In this study, 1000 samples were randomly selected for LIME analysis and their 10 most important features were classified based on the four important regions identified in Figure 8. The LIME results are summarized in Figure 10. As shown, 77% of the important features identified in the LIME analysis belonged to one of the four intervals, while the other 23% were irregularly distributed in the other regions. The above results indicate a good agreement between LIME and permutation importance results. Notably, the number of important features in region IV was much higher than those in regions I, II, and III, and the top 10 most important features identified from the permutation importance were also distributed in region IV. Therefore, clay minerals were observed to be the most important indicators for Cr content in soil.

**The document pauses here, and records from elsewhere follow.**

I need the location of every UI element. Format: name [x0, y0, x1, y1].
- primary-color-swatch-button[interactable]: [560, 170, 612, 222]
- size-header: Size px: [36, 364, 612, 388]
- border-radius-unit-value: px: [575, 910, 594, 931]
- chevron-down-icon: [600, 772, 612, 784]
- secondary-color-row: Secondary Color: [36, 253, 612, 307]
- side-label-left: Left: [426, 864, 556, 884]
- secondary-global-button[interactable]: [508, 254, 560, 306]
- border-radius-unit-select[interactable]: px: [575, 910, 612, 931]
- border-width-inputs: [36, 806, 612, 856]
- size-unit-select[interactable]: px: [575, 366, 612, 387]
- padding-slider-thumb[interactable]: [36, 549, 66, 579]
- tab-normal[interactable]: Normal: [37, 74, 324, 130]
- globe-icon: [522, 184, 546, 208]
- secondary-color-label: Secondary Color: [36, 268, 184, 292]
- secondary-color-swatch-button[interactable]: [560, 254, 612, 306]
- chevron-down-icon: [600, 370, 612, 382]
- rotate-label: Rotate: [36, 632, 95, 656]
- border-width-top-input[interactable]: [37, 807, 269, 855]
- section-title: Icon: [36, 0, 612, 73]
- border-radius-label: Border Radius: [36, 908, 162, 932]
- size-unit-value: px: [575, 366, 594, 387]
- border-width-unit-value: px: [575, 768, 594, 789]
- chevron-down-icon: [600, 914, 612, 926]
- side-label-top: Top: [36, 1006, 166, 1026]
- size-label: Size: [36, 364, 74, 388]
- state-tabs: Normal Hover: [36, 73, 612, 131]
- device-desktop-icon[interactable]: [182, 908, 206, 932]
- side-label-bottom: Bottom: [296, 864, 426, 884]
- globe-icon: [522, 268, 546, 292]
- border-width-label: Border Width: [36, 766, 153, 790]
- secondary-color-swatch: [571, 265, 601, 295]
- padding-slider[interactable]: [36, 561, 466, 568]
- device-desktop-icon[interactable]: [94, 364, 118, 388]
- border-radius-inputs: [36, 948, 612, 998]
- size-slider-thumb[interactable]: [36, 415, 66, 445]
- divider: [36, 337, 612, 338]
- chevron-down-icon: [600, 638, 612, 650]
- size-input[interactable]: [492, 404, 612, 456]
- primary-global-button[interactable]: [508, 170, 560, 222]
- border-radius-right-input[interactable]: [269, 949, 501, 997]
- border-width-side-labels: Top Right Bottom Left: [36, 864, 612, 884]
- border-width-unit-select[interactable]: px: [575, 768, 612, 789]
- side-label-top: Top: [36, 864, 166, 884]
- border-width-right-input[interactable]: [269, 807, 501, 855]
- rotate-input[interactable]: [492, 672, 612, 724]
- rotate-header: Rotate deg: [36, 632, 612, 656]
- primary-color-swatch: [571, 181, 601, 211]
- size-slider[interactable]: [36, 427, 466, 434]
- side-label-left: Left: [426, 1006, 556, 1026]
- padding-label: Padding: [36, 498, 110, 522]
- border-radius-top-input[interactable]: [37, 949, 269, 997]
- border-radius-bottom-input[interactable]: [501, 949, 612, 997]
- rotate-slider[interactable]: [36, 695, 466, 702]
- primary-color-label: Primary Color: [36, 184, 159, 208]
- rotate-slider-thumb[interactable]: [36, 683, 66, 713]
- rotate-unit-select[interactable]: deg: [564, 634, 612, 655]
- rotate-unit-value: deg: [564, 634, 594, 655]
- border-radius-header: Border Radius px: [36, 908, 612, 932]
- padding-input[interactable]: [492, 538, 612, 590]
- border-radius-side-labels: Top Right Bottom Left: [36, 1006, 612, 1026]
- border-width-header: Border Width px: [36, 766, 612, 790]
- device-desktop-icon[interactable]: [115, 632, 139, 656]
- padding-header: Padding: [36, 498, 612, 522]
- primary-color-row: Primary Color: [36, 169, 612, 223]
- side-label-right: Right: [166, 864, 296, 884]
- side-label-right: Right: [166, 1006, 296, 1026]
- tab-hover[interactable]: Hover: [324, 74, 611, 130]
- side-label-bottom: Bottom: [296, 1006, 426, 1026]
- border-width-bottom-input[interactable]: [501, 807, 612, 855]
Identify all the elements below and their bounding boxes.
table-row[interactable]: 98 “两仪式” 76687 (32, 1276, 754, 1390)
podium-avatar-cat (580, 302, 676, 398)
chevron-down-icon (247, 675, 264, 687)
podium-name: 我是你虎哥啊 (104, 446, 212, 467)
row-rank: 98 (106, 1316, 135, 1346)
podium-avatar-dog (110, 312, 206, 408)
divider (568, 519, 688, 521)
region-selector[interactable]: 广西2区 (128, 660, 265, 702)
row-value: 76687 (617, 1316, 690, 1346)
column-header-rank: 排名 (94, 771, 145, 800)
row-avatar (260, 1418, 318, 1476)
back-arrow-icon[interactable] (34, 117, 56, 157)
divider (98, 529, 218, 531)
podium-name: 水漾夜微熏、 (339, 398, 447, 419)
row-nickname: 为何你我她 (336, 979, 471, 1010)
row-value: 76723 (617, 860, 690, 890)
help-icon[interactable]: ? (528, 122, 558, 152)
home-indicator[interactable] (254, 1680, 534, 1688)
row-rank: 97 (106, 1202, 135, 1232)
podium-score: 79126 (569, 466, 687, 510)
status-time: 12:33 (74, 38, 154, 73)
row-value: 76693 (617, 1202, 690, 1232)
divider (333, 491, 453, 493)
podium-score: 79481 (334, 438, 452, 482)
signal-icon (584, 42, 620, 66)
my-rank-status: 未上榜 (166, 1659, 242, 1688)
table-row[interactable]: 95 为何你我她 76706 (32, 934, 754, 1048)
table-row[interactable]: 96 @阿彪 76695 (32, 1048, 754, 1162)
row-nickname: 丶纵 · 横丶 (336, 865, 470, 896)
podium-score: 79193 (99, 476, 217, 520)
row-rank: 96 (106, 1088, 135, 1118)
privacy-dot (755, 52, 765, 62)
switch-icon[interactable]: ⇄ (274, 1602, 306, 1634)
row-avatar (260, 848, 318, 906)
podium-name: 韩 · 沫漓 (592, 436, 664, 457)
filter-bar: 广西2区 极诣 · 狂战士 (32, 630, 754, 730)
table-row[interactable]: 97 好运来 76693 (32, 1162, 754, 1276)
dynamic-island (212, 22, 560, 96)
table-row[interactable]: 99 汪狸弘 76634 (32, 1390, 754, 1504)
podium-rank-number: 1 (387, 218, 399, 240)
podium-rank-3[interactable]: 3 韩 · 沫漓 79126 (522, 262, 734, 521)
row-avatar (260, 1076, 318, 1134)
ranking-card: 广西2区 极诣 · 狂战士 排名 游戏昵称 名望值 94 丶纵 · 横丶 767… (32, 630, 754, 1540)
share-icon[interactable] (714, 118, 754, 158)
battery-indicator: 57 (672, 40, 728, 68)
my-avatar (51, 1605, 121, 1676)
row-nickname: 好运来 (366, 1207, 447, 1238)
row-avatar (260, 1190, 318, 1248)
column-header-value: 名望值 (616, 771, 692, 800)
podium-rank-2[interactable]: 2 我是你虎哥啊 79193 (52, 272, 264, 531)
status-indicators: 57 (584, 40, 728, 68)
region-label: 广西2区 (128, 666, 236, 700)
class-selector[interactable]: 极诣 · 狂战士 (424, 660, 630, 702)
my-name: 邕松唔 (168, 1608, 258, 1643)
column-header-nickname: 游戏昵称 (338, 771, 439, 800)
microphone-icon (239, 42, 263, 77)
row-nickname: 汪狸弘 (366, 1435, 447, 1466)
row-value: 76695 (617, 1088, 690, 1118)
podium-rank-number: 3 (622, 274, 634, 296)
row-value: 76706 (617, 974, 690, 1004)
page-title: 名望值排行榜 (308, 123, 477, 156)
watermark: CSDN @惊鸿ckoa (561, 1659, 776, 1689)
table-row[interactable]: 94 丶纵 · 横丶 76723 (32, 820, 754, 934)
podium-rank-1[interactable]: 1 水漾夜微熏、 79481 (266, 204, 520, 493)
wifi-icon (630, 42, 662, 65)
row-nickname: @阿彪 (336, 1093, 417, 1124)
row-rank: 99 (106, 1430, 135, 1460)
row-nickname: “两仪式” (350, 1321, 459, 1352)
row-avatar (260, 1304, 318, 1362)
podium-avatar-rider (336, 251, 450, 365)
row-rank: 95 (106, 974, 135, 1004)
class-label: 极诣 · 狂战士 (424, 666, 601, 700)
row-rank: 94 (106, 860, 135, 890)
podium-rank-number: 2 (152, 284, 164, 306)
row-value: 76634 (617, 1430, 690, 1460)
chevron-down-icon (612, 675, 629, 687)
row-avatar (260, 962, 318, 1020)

The above importance analysis indicates that the chemical properties of soil significantly affect the accumulation of Cr in soil. To prevent excess Cr accumulation in the soil, heavy metal industries should not be distributed in soils with high clay minerals and iron oxide content. This measure can help minimize the extent and impact of Cr pollution resulting from industrial accidents and improper sewage treatment. For soils that have accumulated large amounts of Cr, remediation using iron oxide or clay minerals can be performed to absorbed Cr from soil.

4. Conclusions

In this study, various analyses were performed based on the LUCAS dataset to establish a DNN model for Cr detection from soil spectra. As part of the optimization process, the optimal preprocessing method was determined, and the model’s hyperparameters were tuned. The resulting optimum DNN model can accurately predict soil Cr content from soil spectra. Meanwhile, four Cr-sensitive bands were identified through the interpretation using the optimal DNN model. The main conclusions are as follows:

(1)

D1 was identified as the optimal preprocessing method for the DNN model to predict soil Cr content. The R value of the DNN model increased from 0.50 to 0.75 on the testing set after spectral preprocessing.

(2)

The adjustment of DNN architecture and hyperparameters resulted in the further improvements in the model performance. The R, RMSE, and MAE values of the optimal model on the testing set were 0.79, 96.98, and 5.79, respectively, which were significantly improved compared to the default model.

(3)

Four important sensitive band regions of Cr content in soil were identified, namely, 400–439 nm (region I), 1364–1422 nm (region II), 1862–1934 nm (region III), and 2158–2499 nm (region IV). These bands correspond primarily to iron oxide and clay mineral content in the soil.